C'est sans doute l'avenir, de plus en plus proche, de la relation bancaire du quotidien : un assistant virtuel, interrogeable depuis une application bancaire et capable de comprendre, de répondre et d'agir à votre demande. Toutes les banques et les néobanques travaillent actuellement à développer ce type d'interface, mais l'application de paiement française Sumeria a pris un peu d'avance avec SIA, dont le déploiement a débuté la semaine passée et va se faire progressivement à tous les clients.
Cet assistant bancaire gratuit, alimenté par l'IA et directement intégré au cur de son application mobile, est présenté comme une première en France par le niveau d'intégration et de transversalité dans un compte bancaire. « Pour ceux de nos clients qui le souhaitent, SIA est déjà capable de remplacer un conseiller pour 80% des sujets », annonce dans un communiqué Cyril Chiche, CEO de Lydia Solutions, l'établissement qui développe Sumeria.
Accessible 24 heures sur 24, il permet de piloter l'ensemble de ses services compte courant, budget, investissement, assurances, conciergerie simplement en langage naturel, à l'écrit ou à l'oral.
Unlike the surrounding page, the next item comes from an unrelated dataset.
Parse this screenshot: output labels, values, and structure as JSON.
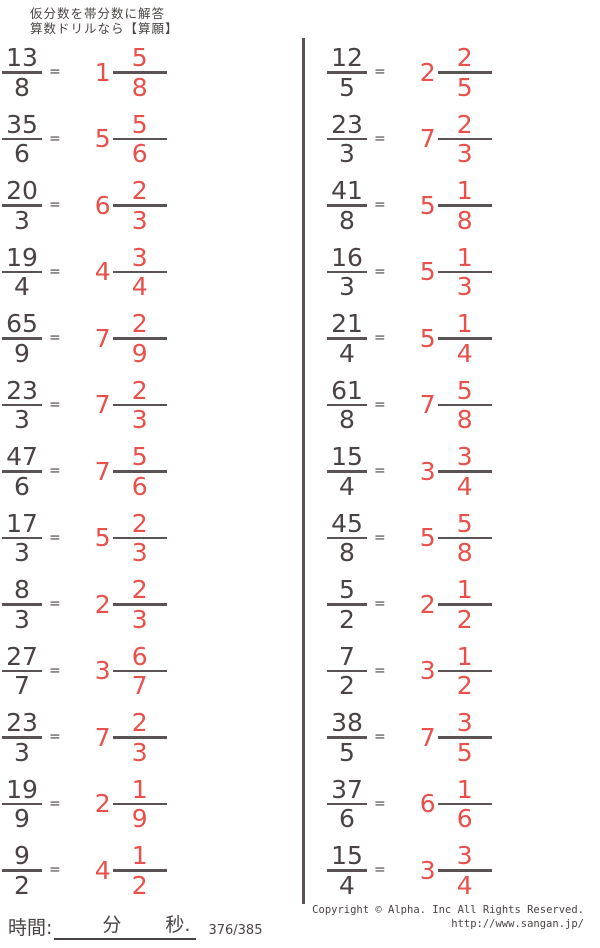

Exemple : vous pouvez formuler une demande comme « fais un virement de 200 euros à Maman avec le compte Vacances ». SIA prépare alors la transaction, puis sollicite une validation finale.
Des principes stricts de confidentialité
Sur le plan technologique, SIA repose sur une architecture développée en interne, orchestrant plusieurs modèles d'IA, principalement ceux du Français Mistral AI, et s'appuie uniquement sur des données internes vérifiées afin de limiter les réponses approximatives.
Sumeria insiste sur des principes stricts de confidentialité : utilisation du minimum d'informations nécessaires, absence de conservation des données après traitement, non‑réutilisation des requêtes pour l'entraînement des modèles, protection renforcée des données personnelles...
Au‑delà de la dimension transactionnelle, Sumeria revendique également une ambition éducative et psychologique : SIA doit lever les tabous autour de l'argent en offrant un espace neutre, sans jugement, où poser « toutes les questions », des remboursements entre proches à l'analyse fine des dépenses par catégorie ou à l'estimation des frais de carte à l'étranger.